• First presentation of BOT+BAL melanoma data in heavily pretreated patients whose disease had resisted prior checkpoint therapy and who had poor-risk disease features
  • In the overall BOT+BAL treated population, median overall survival was 16.6 months and 42% of patients were alive at two years
  • Responses were durable with median duration of response not reached and 86% of responders remaining in response at 12 months

Agenus Inc. (NASDAQ:AGEN), a leader in immuno-oncology innovation, today announced the first disclosure of Phase 2 data from the C-800-23 study evaluating botensilimab (BOT), Agenus' multifunctional Fc-enhanced anti-CTLA-4 antibody, with balstilimab (BAL), an anti-PD-1 antibody, in patients with advanced cutaneous melanoma refractory or resistant to prior anti-PD-(L)1 therapy, including patients previously treated with anti-CTLA-4 therapy. The full dataset will be presented by Dr. Michael Atkins on May 31, 2026 at the American Society of Clinical Oncology (ASCO) Annual Meeting in Chicago.
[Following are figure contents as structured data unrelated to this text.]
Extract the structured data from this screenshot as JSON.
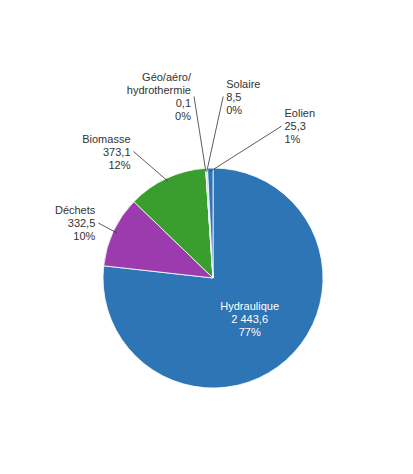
{
  "chart_data": {
    "type": "pie",
    "categories": [
      "Hydraulique",
      "Déchets",
      "Biomasse",
      "Géo/aéro/\nhydrothermie",
      "Solaire",
      "Eolien"
    ],
    "values": [
      2443.6,
      332.5,
      373.1,
      0.1,
      8.5,
      25.3
    ],
    "value_labels": [
      "2 443,6",
      "332,5",
      "373,1",
      "0,1",
      "8,5",
      "25,3"
    ],
    "percentages": [
      77,
      10,
      12,
      0,
      0,
      1
    ],
    "percentage_labels": [
      "77%",
      "10%",
      "12%",
      "0%",
      "0%",
      "1%"
    ],
    "colors": [
      "#2E75B6",
      "#9B3BAE",
      "#3A9E2E",
      "#FFD700",
      "#ADD8E6",
      "#2E75B6"
    ]
  }
}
The BOT+BAL combination arm included 36 heavily pretreated patients with advanced cutaneous melanoma. Most had disease that had resisted prior checkpoint therapy, and many had poor-risk features, including visceral disease and elevated LDH. In this setting, where patients have often exhausted the benefit of currently available checkpoint approaches, the most meaningful signals were the durability of benefit and survival outcomes observed with BOT+BAL.

In the overall BOT+BAL population, median overall survival was 16.6 months, 42% of patients were alive at two years, and median duration of response was not reached. Among responders, 86% remained in response at 12 months. Confirmed objective response rate was 22%, providing evidence of antitumor activity in a population where durable disease control is difficult to achieve.

Survival and durability were particularly notable in the subgroup of patients whose disease was refractory or resistant to both prior anti-PD-(L)1 and anti-CTLA-4 therapy. Published benchmarks show median overall survival of approximately 13 to 14 months among patients refractory or resistant to both anti-PD-(L)1 and anti-CTLA-4 therapyi,ii. In this dual checkpoint-exposed subgroup, median overall survival was not reached and 64% of patients were alive at two years. Median duration of response was also not reached, with all responders remaining in response at 12 months.